Covid-19 versus direito ao trabalho

Por Dr. Ali Armando Amade
Covid-19 versus direito ao trabalho
Trabalhei durante 5 anos, com contrato de trabalho regular (indeterminado), no restaurante duma unidade hoteleira nas belas praias da Província de Inhambane. Antes da Pandemia da COVID-19 tínhamos sempre muitos clientes. Infelizmente, desde Abril do ano passado (2020) o empreendimento ficou encerrado, precisamente devido à COVID-19. Todos nós, trabalhadores, fomos dispensados e ficámos em casa à espera que os tempos melhorassem. Nos finais do ano passado, o restaurante reabriu, mas, lamentavelmente, eu e alguns colegas não fomos chamados para retomar o trabalho, portanto, fomos deixados em casa sem nenhuma remuneração. O que é que temos que fazer com a unidade patronal?
(Carta assinada – Inhambane).
As praias da Província de Inhambane são por excelência um cartão-de-visita para muitos turistas moçambicanos (internos) e estrangeiros, visitantes de fora do nosso país que querem se deliciar daquelas maravilhosas praias. Falar de turismo é o mesmo que falar duma actividade que implica a deslocação de um ou vários indivíduos de sua zona habitual para outra durante um determinado período de tempo. Deslocação, tanto por lazer ou alguma actividade profissional facto que, naturalmente, implica a procura de unidades hoteleiras para a hospedagem. E, ao se instalarem nas referidas instâncias turísticas, vão manter contactos físicos ou de aproximação com outras tantas pessoas.
Desde finais de 2019 o mundo começou a confrontar-se com um novo Vírus da família dos Coronavírus, o SARS-COV-2, identificado em Wuhan na China, COVID-19. Como se sabe, a transmissão é feita por meio das gotículas respiratórias, ao tossir ou espirrar, ou ao tocar em objectos contaminados e levar a mão à boca, nariz e olhos sem antes higienizá-las.
Foi com vista a reduzir o máximo possível a propagação do COVID-19, que o Governo de Moçambique e um pouco por todo o mundo, fechou as fronteiras nacionais, cancelando, por isso, as viagens para o nosso país. A medida de fechar as fronteiras, praias, estâncias turísticas, etc. afectou sobre maneira o sector hoteleiro (incluindo os restaurantes e outros similares) que, sem clientes, se viu forçado a encerrar as portas e, por conseguinte, a despedir ou suspender alguns contratos de trabalho.
Feita a explicação do porquê da suspensão dos contratos de trabalho, agora vamos responder à inquietação do nosso querido amigo trabalhador dum restaurante, com contrato de trabalho por tempo indeterminado há mais de cinco anos e neste momento em casa sem a competente remuneração.

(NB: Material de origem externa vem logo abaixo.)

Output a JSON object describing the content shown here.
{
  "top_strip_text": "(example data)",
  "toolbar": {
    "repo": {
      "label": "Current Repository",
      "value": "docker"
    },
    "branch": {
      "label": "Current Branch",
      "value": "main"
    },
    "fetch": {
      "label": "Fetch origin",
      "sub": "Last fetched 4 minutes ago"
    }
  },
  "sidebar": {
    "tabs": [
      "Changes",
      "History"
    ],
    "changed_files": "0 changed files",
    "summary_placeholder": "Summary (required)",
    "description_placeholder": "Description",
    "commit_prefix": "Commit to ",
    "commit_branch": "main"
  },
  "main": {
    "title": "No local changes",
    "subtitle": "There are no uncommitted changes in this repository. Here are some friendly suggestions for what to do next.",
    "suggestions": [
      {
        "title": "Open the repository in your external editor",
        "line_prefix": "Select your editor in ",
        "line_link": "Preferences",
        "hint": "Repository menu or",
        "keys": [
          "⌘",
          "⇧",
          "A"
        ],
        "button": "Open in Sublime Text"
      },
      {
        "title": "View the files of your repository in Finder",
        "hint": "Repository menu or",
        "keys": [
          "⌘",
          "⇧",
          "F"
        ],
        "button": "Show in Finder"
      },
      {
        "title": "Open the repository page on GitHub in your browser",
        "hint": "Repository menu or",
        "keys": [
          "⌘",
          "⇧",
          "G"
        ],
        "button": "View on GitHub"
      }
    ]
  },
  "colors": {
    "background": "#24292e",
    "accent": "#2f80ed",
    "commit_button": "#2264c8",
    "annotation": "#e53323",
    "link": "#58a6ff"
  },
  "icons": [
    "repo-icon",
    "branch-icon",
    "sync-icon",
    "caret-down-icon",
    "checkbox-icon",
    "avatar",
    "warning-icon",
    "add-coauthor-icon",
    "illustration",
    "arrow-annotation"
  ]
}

Falámos nas linhas anteriores de duas figuras jurídicas, nomeadamente o despedimento e a suspensão do contrato de trabalho. E será precisamente sobre esta última figura que nos vamos debruçar visto ser a que se adequa à situação no nosso amigo.
Dispõe o n.º 1 do artigo 123 da Lei 23/2007, de 1 de Agosto (Lei do Trabalho) que “o empregador pode suspender o contrato de trabalho por motivos de mercado, tecnológicos, catástrofes ou ocorrências que tenham ou venham, previsivelmente, a afectar a actividade normal da empresa ou estabelecimento”.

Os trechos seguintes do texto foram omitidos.